Perspective ; et sont tels sens souvent dêceus en tel cas, sicomme il fut dit devant de celui qui est en la naif meue.

Après est monstré comment par raisons ne peut estre conclut que le Ciel soit ainsi meu.

Tiercement, ont esté mises raisons aucunes contraires, et qu’il n’est pas ainsi meu et la Terre non : Deus enim firmavit orbem Terræ qui non commovebitur.

Nonobstant les raisons au contraire ; car ce sont persuasions qui ne concludent pas évidemment.

Mes considéré tout ce que dit est, l’on pourrait par ce croire que la Terre est ainsi meue et le Ciel non ; et n’est pas évident du contraire.

Et toutes voies ce semble de prime face autant et plus contre raison naturèle comme sont les articles de notre Foy, ou tous, ou plusieurs.

Et ainsi ce que j’ay dit par esbatement en ceste matère peut valoir à confuter et reprendre ceuls qui vouldroient notre Foy par raisons impugner.


III
REMARQUES SUR L’EXPOSÉ D’ORESME


Les pages que nous venons de lire ne requièrent pas un long commentaire ; il serait difficile, en effet, de souhaiter plus d’ordre et de clarté dans les idées.
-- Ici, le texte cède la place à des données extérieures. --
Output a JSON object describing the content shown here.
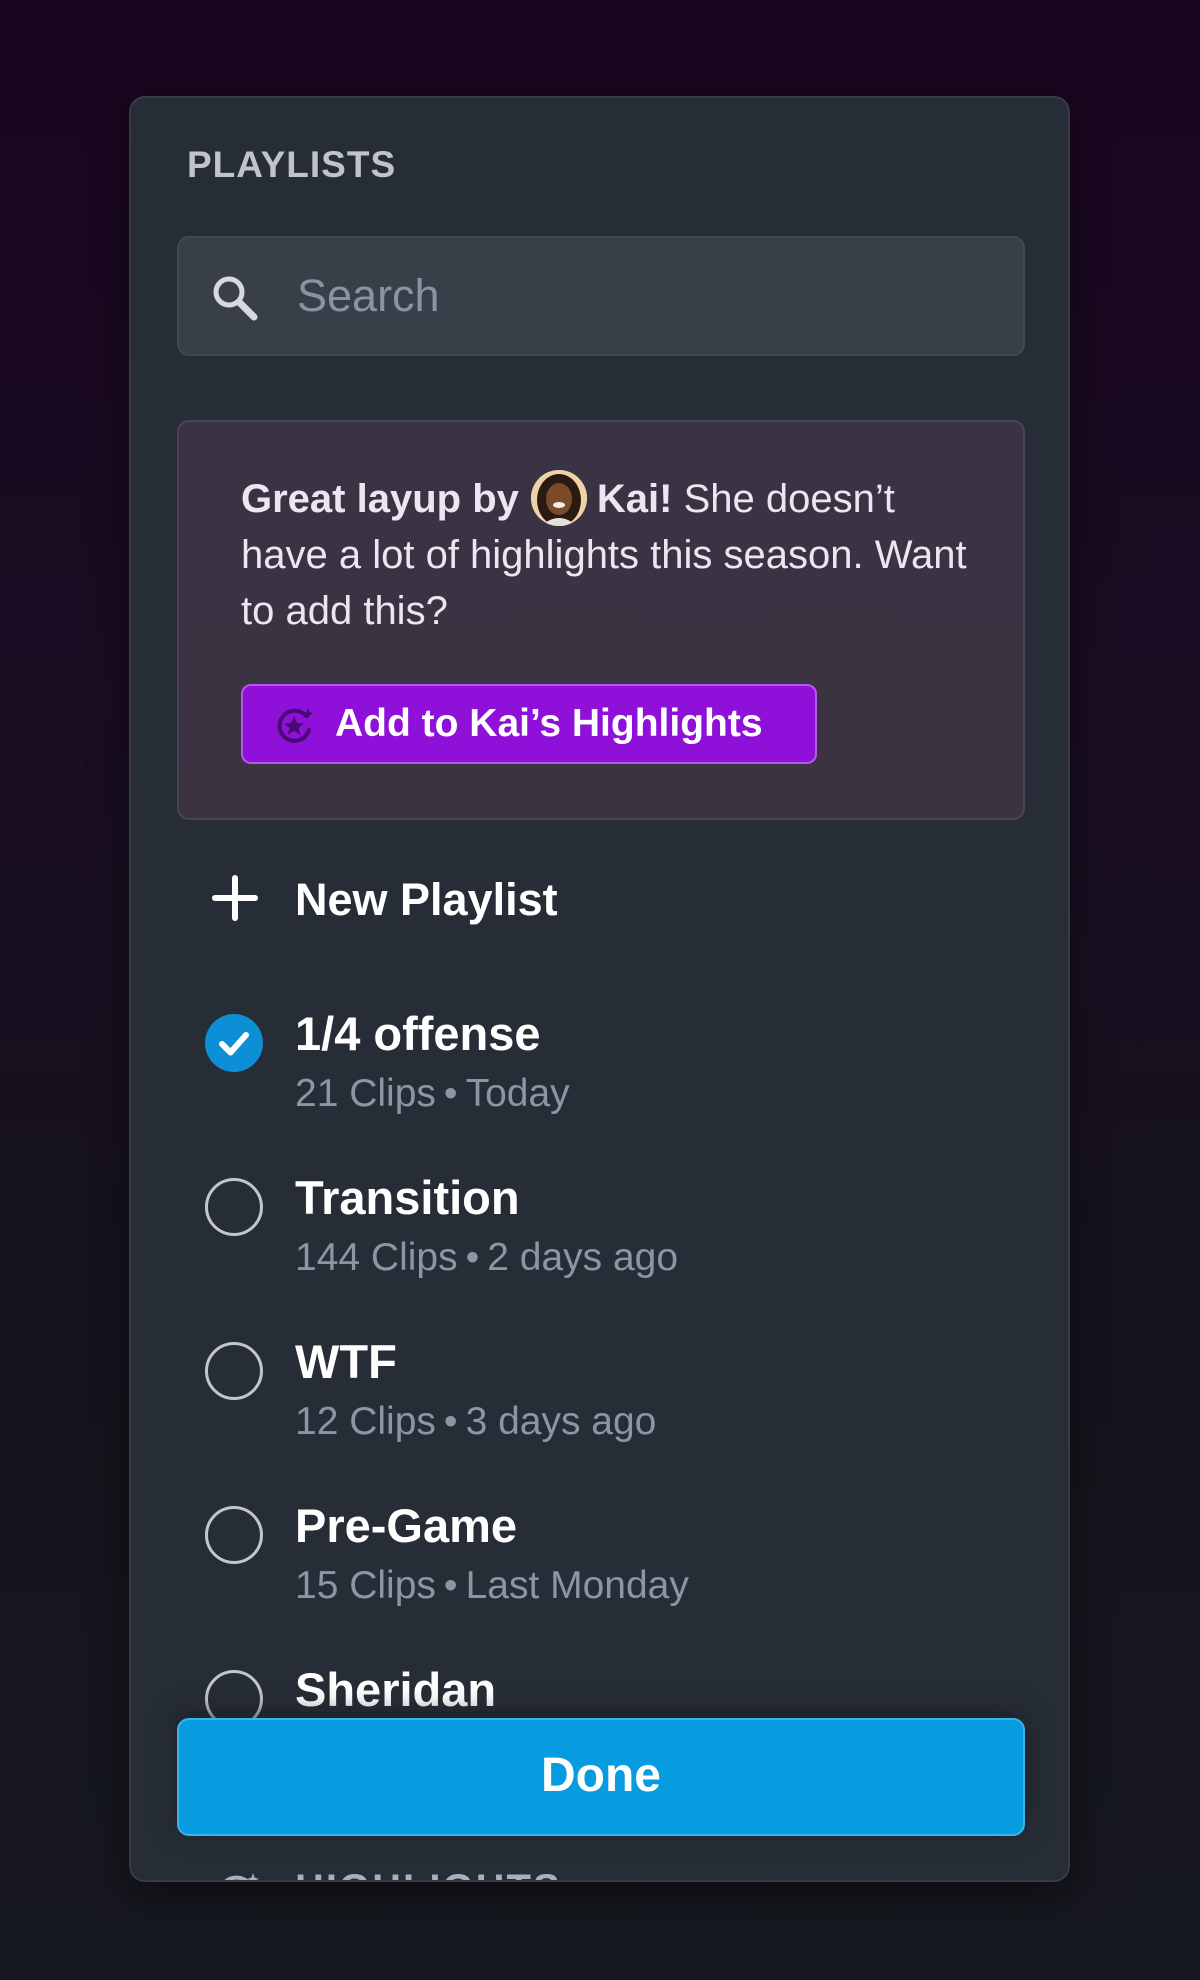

Lorsque Copernic, dans son livre Sur les révolutions des orbes célestes, reprendra l’hypothèse de la rotation terrestre, ce qu’il dira en faveur de cette hypothèse sera loin d’avoir l’ampleur et la netteté du discours de Nicole Oresme.

Trois points seulement retiendront notre attention ; voici le premier :

Nous avons vu qu’aux partisans de la rotation de la terre, les adversaires de cette hypothèse, de François de Mayronnes à Albert de Saxe, n’avaient cessé d’adresser ce reproche : Elle suffît bien à « sauver » le mouvement diurne, mais elle ne suffît pas à « sauver » les autres mouvements, si compliqués, que révèle l’observation des corps célestes.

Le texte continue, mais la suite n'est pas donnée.